Ayn Odin
- Manufacturer: Ayn
- Type: Handheld video game console
- Generation: Eighth generation
- Released: 2022
- Introductory price: $200 (Lite) $240 (Base) $290 (Pro)
- Operating system: Android
- CPU: Mediatek Dimensity D900 (Lite) Qualcomm Snapdragon 845 (Base, Pro)
- Memory: 4 GB (Base) 6 GB (Lite) 8 GB (Pro)
- Removable storage: SD card
- Successor: Odin 2

= Ayn Odin =

Handheld video game console

The Ayn Odin is an Android-based handheld video game console created in China by the company Ayn. A retrogaming emulation and mobile gaming console, it is slightly smaller than the Nintendo Switch. It was released in three models of increasing price, the Lite, Base, and Pro. The product of a successful Indiegogo campaign, it was critically praised at the time of release as one of the most powerful handheld consoles for the price, able to reliably play games from the sixth generation of home consoles. A successor, named the Ayn Odin 2 was released in fall 2023.

== Specifications ==
Measuring 224 × 95 × 15 mm, the console uses a 6-inch 1080p touchscreen in all models. It has clickable asymmetrical analog sticks, as well as stacked shoulder buttons and analog triggers. The system's case is illuminated on the outside by blue LED lighting accents.
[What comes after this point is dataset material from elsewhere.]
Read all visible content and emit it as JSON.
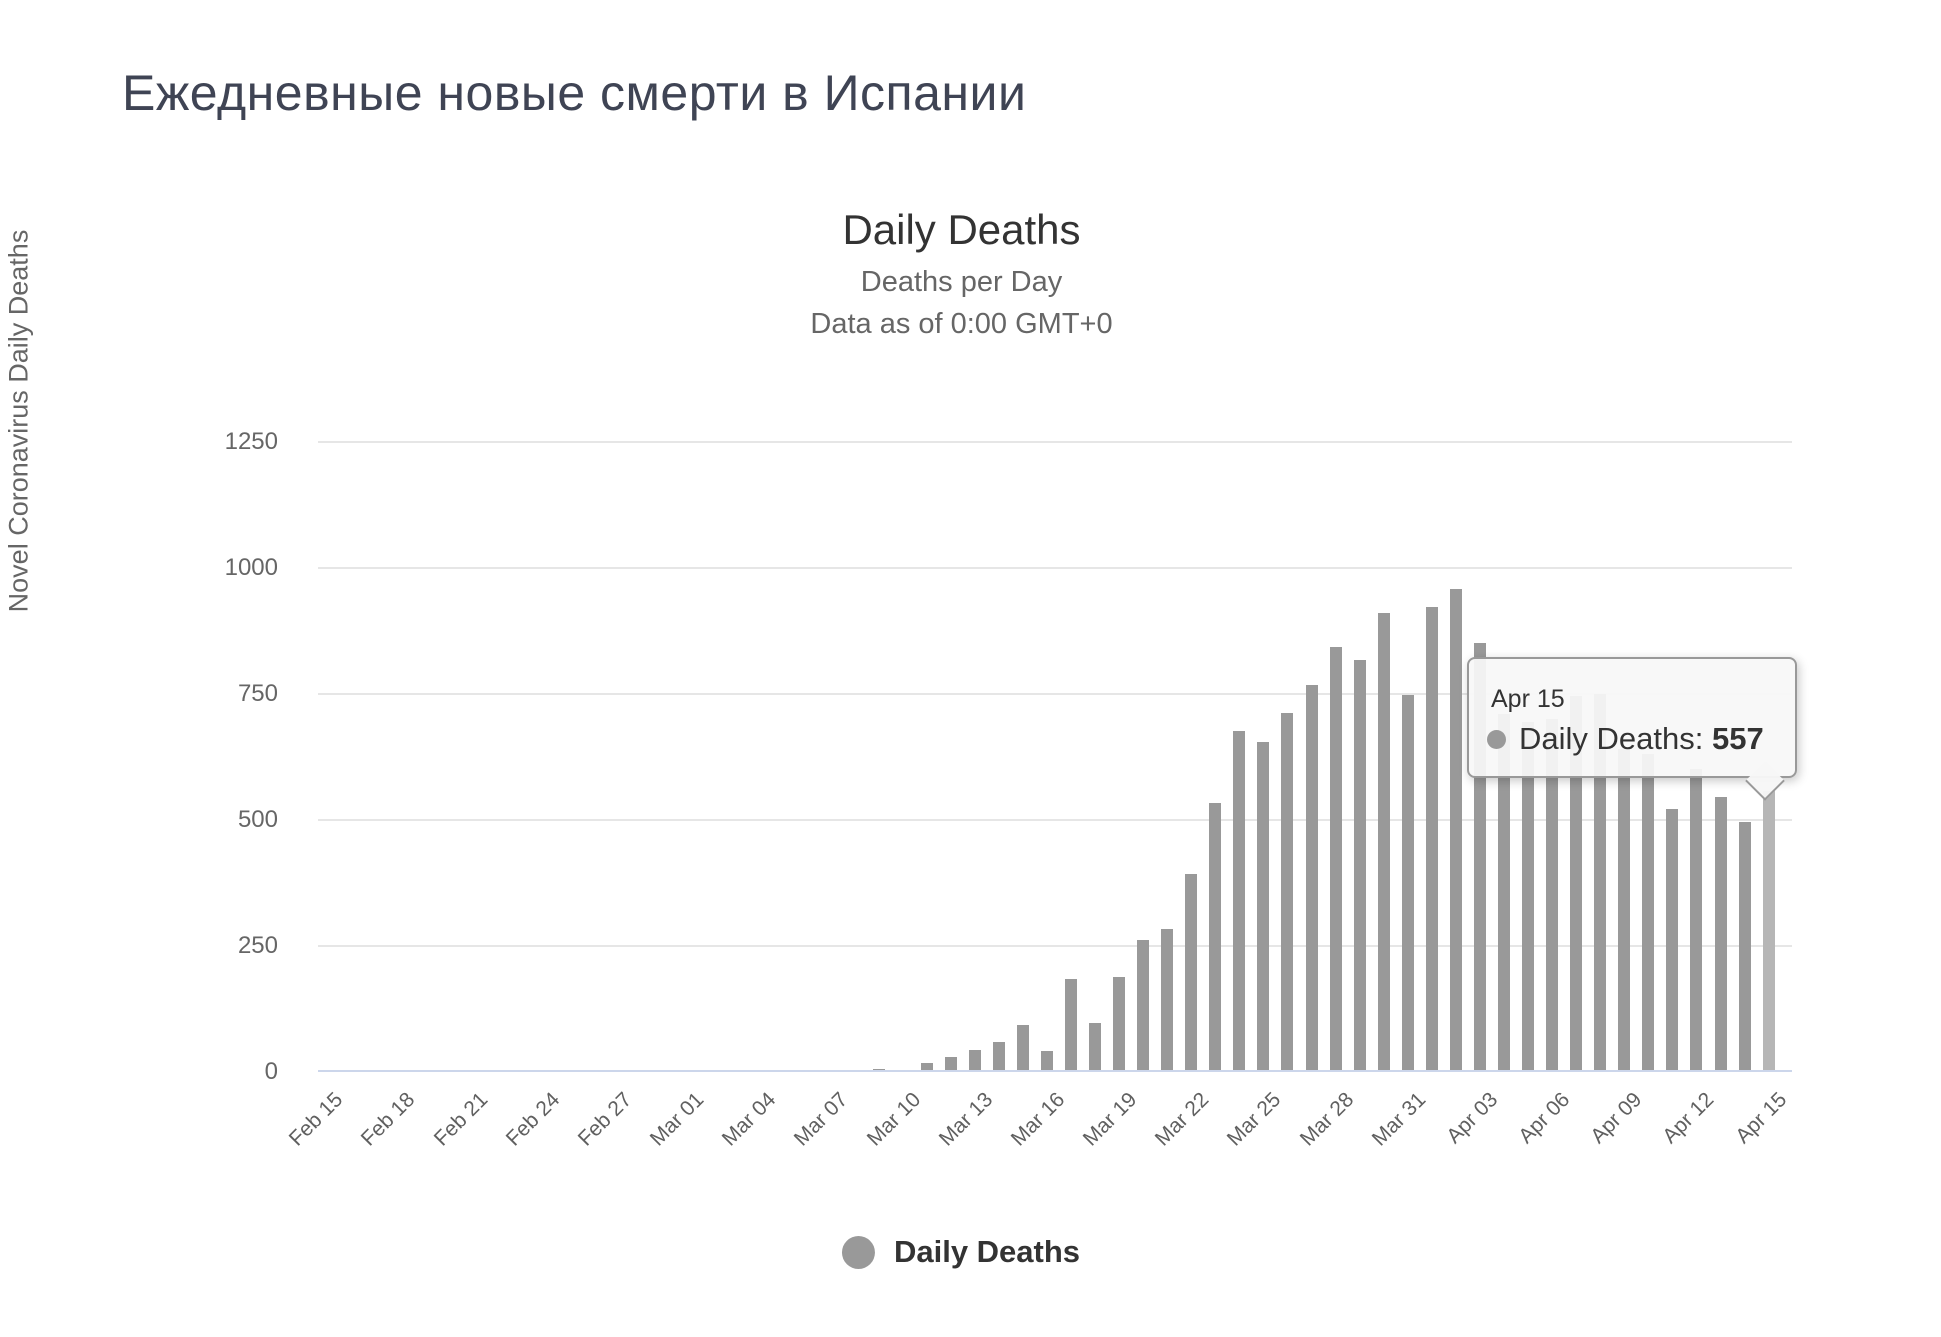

The system has an optional "Super Dock" accessory that allows it to play on a larger screen, similar to the Switch dock. The dock also contains dedicated ports for GameCube and N64 controllers, as well as Ethernet and USB-C/SATA.

== Reception ==
Gerald Lynch of TechRadar rated the console 5/5 stars, calling it one of the most powerful gaming handhelds of all time, and praising the build quality and ability to play a vast number of games, while criticizing its processor as "slightly older".

James Trew of Engadget called the system "the retro gaming handheld to beat", commenting that F-Zero GX could run at full speed on the device and praising its ability to emulate the GameCube and PlayStation 2 libraries while also being well-made and reasonably priced.
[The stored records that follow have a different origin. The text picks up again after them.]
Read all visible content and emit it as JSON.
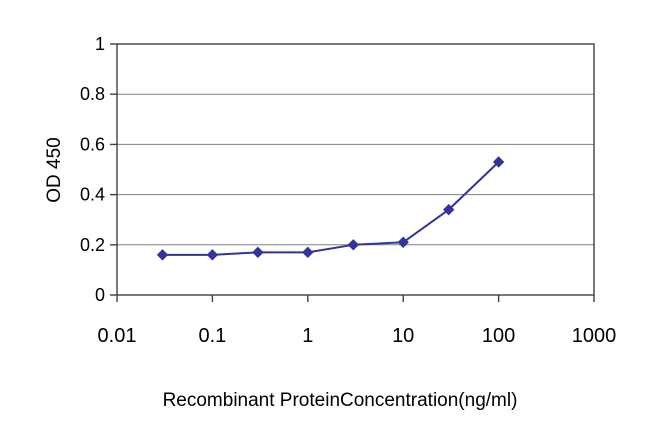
{
  "chart_data": {
    "type": "line",
    "title": "",
    "xlabel": "Recombinant ProteinConcentration(ng/ml)",
    "ylabel": "OD 450",
    "xscale": "log",
    "xlim": [
      0.01,
      1000
    ],
    "ylim": [
      0,
      1
    ],
    "xticks": {
      "values": [
        0.01,
        0.1,
        1,
        10,
        100,
        1000
      ],
      "labels": [
        "0.01",
        "0.1",
        "1",
        "10",
        "100",
        "1000"
      ]
    },
    "yticks": {
      "values": [
        0,
        0.2,
        0.4,
        0.6,
        0.8,
        1
      ],
      "labels": [
        "0",
        "0.2",
        "0.4",
        "0.6",
        "0.8",
        "1"
      ]
    },
    "series": [
      {
        "name": "OD 450",
        "x": [
          0.03,
          0.1,
          0.3,
          1,
          3,
          10,
          30,
          100
        ],
        "y": [
          0.16,
          0.16,
          0.17,
          0.17,
          0.2,
          0.21,
          0.34,
          0.53
        ],
        "color": "#333399",
        "marker": "diamond"
      }
    ],
    "grid": {
      "horizontal": true,
      "vertical": false,
      "color": "#808080"
    },
    "axis_color": "#404040",
    "background": "#ffffff",
    "legend": "none"
  }
}
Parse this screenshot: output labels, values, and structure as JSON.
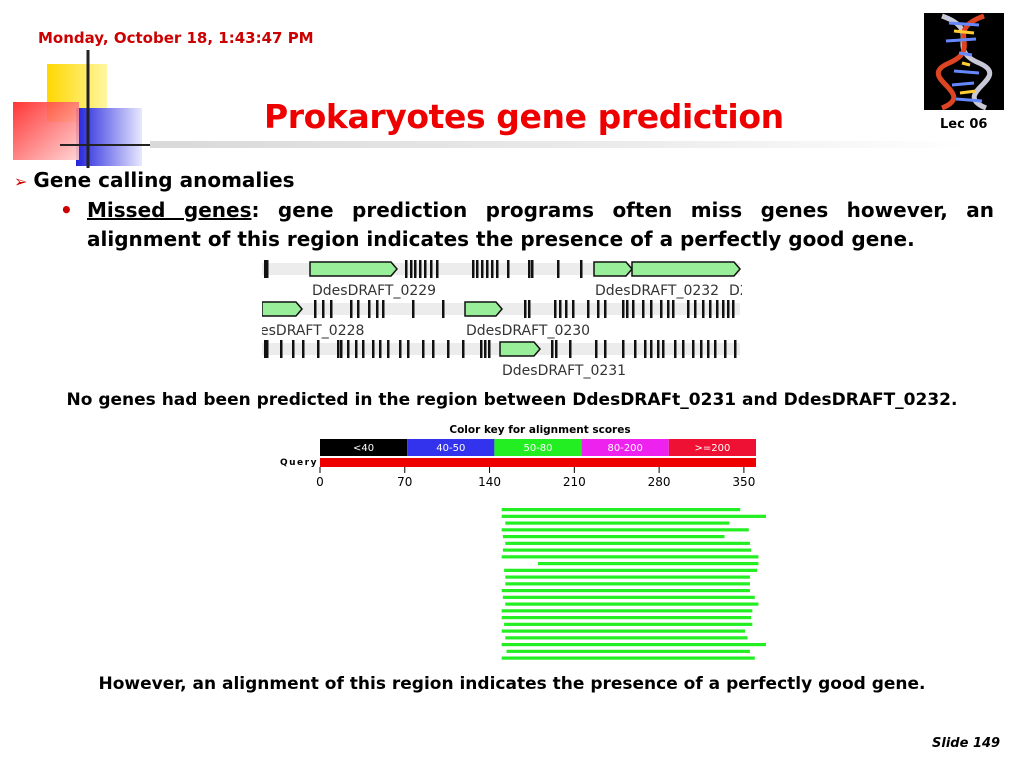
{
  "header": {
    "date": "Monday, October 18, 1:43:47 PM",
    "title": "Prokaryotes gene prediction",
    "lecture": "Lec 06"
  },
  "body": {
    "bullet1": "Gene calling anomalies",
    "bullet2_term": "Missed genes",
    "bullet2_text": ": gene prediction programs often miss genes however, an alignment of this region indicates the presence of a perfectly good gene.",
    "caption1": "No genes had been predicted in the region between DdesDRAFt_0231 and DdesDRAFT_0232.",
    "caption2": "However, an alignment of this region indicates the presence of a perfectly good gene."
  },
  "gene_map": {
    "labels": {
      "g0229": "DdesDRAFT_0229",
      "g0232": "DdesDRAFT_0232",
      "g0232_tail": "D2",
      "g0228": "esDRAFT_0228",
      "g0230": "DdesDRAFT_0230",
      "g0231": "DdesDRAFT_0231"
    },
    "gene_color": "#99ee99"
  },
  "alignment": {
    "color_key_title": "Color key for alignment scores",
    "query_label": "Query",
    "score_bins": [
      {
        "label": "<40",
        "color": "#000000"
      },
      {
        "label": "40-50",
        "color": "#3333ee"
      },
      {
        "label": "50-80",
        "color": "#22ee22"
      },
      {
        "label": "80-200",
        "color": "#ee22ee"
      },
      {
        "label": ">=200",
        "color": "#ee1133"
      }
    ],
    "query_color": "#ee0000",
    "axis": {
      "min": 0,
      "max": 360,
      "ticks": [
        0,
        70,
        140,
        210,
        280,
        350
      ]
    },
    "hit_color": "#22ee22",
    "hits": [
      [
        150,
        347
      ],
      [
        150,
        380
      ],
      [
        153,
        338
      ],
      [
        150,
        354
      ],
      [
        151,
        334
      ],
      [
        153,
        355
      ],
      [
        151,
        356
      ],
      [
        150,
        362
      ],
      [
        180,
        362
      ],
      [
        152,
        361
      ],
      [
        153,
        355
      ],
      [
        153,
        355
      ],
      [
        150,
        355
      ],
      [
        151,
        359
      ],
      [
        153,
        362
      ],
      [
        150,
        357
      ],
      [
        150,
        356
      ],
      [
        152,
        357
      ],
      [
        150,
        351
      ],
      [
        153,
        353
      ],
      [
        150,
        383
      ],
      [
        154,
        355
      ],
      [
        150,
        359
      ]
    ]
  }
}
Will Greenwald of PCMag called it a system with "loads of potential", although commenting that it was "fairly limited out of the box", requiring "extensive sideloading". Alan Zhang of 4Gamer.net praised the system's build quality and buttons, but called it weaker than recent smartphones.

Community support continues for the device. On July 17, 2026, the community Android distribution LineageOS added official support for the device - upgrading it to Android 16 (LineageOS 23.2).